Somewhere around 2005-6 LinkedIn introduced groups. As this was around the time Facebook started up and included groups on their site, I suspect this might have been an influencing factor.
Typically LinkedIn was set up to encourage account holders to join their peer groups – so as a writer I was pointed at writers and publishers, authors, etc. This is an excellent way to be part of a collaborative community. However, if you’re trying to build relationships with potential employers – or customers – it’s better to join the groups where they hang out!
LinkedIn’s updates are a good way to improve visibility. They’ve developed from just comments to being a multi-media experience!
Posting the right kind of post can engage many of the other LinkedIn members who comment or like your post.
Articles have added another dimension to this and allow account holders to share their expertise, knowledge and opinions. This can be a bonus whether you’re an employee, looking for a new job or running a business.
- An employee who demonstrates their value will gain extra brownie points.
- A potential candidate who has a wealth of published material online gives employers more to get their teeth into and can be the deciding factor between two similarly qualified candidates.
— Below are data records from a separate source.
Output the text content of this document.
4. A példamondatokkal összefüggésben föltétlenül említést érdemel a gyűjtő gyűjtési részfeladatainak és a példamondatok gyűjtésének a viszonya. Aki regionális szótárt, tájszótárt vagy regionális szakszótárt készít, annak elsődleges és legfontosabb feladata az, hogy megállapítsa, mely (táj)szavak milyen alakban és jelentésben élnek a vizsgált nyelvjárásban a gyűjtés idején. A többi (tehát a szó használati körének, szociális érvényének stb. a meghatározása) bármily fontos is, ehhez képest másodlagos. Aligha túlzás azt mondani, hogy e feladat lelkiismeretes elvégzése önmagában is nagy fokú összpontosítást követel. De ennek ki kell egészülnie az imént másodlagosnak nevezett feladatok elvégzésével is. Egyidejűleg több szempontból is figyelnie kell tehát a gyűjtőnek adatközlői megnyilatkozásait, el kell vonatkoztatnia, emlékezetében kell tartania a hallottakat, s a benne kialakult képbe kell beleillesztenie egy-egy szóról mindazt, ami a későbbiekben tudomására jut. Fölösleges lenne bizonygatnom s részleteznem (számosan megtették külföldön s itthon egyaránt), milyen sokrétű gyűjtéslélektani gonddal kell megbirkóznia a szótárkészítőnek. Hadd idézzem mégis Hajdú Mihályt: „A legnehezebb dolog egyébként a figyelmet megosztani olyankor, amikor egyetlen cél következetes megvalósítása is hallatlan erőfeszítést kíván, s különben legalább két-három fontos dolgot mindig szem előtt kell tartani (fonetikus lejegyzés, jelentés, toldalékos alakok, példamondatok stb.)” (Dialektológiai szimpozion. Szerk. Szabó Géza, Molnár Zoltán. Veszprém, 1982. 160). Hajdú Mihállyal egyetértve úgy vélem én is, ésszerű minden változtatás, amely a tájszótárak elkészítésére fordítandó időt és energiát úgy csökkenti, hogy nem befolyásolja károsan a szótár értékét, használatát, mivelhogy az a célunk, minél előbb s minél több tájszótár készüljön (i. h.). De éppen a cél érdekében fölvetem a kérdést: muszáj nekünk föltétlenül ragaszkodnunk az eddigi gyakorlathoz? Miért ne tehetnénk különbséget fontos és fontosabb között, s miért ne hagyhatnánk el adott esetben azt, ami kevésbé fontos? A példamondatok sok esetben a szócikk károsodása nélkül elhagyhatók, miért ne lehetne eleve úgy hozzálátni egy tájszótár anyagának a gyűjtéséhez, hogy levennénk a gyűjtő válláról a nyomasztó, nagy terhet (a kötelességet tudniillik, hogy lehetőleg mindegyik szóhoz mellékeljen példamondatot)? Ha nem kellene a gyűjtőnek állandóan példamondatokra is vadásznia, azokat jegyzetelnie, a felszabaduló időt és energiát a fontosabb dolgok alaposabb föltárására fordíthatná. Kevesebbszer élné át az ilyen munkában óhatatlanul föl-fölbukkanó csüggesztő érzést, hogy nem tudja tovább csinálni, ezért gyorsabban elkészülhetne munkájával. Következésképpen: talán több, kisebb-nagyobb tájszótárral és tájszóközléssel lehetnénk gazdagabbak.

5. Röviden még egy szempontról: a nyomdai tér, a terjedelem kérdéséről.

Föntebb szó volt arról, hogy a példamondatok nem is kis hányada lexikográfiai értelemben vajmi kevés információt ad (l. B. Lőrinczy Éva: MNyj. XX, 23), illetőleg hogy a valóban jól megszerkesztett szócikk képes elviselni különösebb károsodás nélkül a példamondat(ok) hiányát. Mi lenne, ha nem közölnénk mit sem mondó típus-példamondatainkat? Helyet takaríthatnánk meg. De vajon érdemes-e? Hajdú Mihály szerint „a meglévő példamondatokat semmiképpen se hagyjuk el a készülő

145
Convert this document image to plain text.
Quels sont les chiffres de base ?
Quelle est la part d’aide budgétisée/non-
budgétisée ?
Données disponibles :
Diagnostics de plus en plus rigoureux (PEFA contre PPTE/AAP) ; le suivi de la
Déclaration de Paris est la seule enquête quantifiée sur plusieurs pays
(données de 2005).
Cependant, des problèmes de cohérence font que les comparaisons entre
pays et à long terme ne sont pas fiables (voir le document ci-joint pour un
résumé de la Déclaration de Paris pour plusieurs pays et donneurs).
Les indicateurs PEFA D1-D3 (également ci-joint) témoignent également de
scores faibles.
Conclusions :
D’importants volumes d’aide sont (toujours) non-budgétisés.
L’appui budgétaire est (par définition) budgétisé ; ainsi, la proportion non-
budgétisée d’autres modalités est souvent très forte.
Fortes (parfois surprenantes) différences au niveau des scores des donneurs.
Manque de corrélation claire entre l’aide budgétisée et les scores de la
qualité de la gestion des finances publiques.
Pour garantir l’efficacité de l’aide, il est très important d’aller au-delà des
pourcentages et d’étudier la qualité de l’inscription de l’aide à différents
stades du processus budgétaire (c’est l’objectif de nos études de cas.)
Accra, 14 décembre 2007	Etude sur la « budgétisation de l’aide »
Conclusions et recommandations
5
- Sharing your expertise as a business owner lets potential clients know the breadth of your knowledge and know-how, making it more likely that they’ll choose your company as their supplier.
LinkedIn has a number of tools – and also the option to upgrade to a paid account that offers useful services to help you to find people in your market and build relationships with them.
If you know how LinkedIn can be a serious revenue generator. It’s not a quick fix – but pays off if you use it effectively and consistently.
Do you need a paid account?
My advice: first get to grips with all the tools available on the free account – and only if they’re not getting the results you want, take a look at the various levels of paid accounts.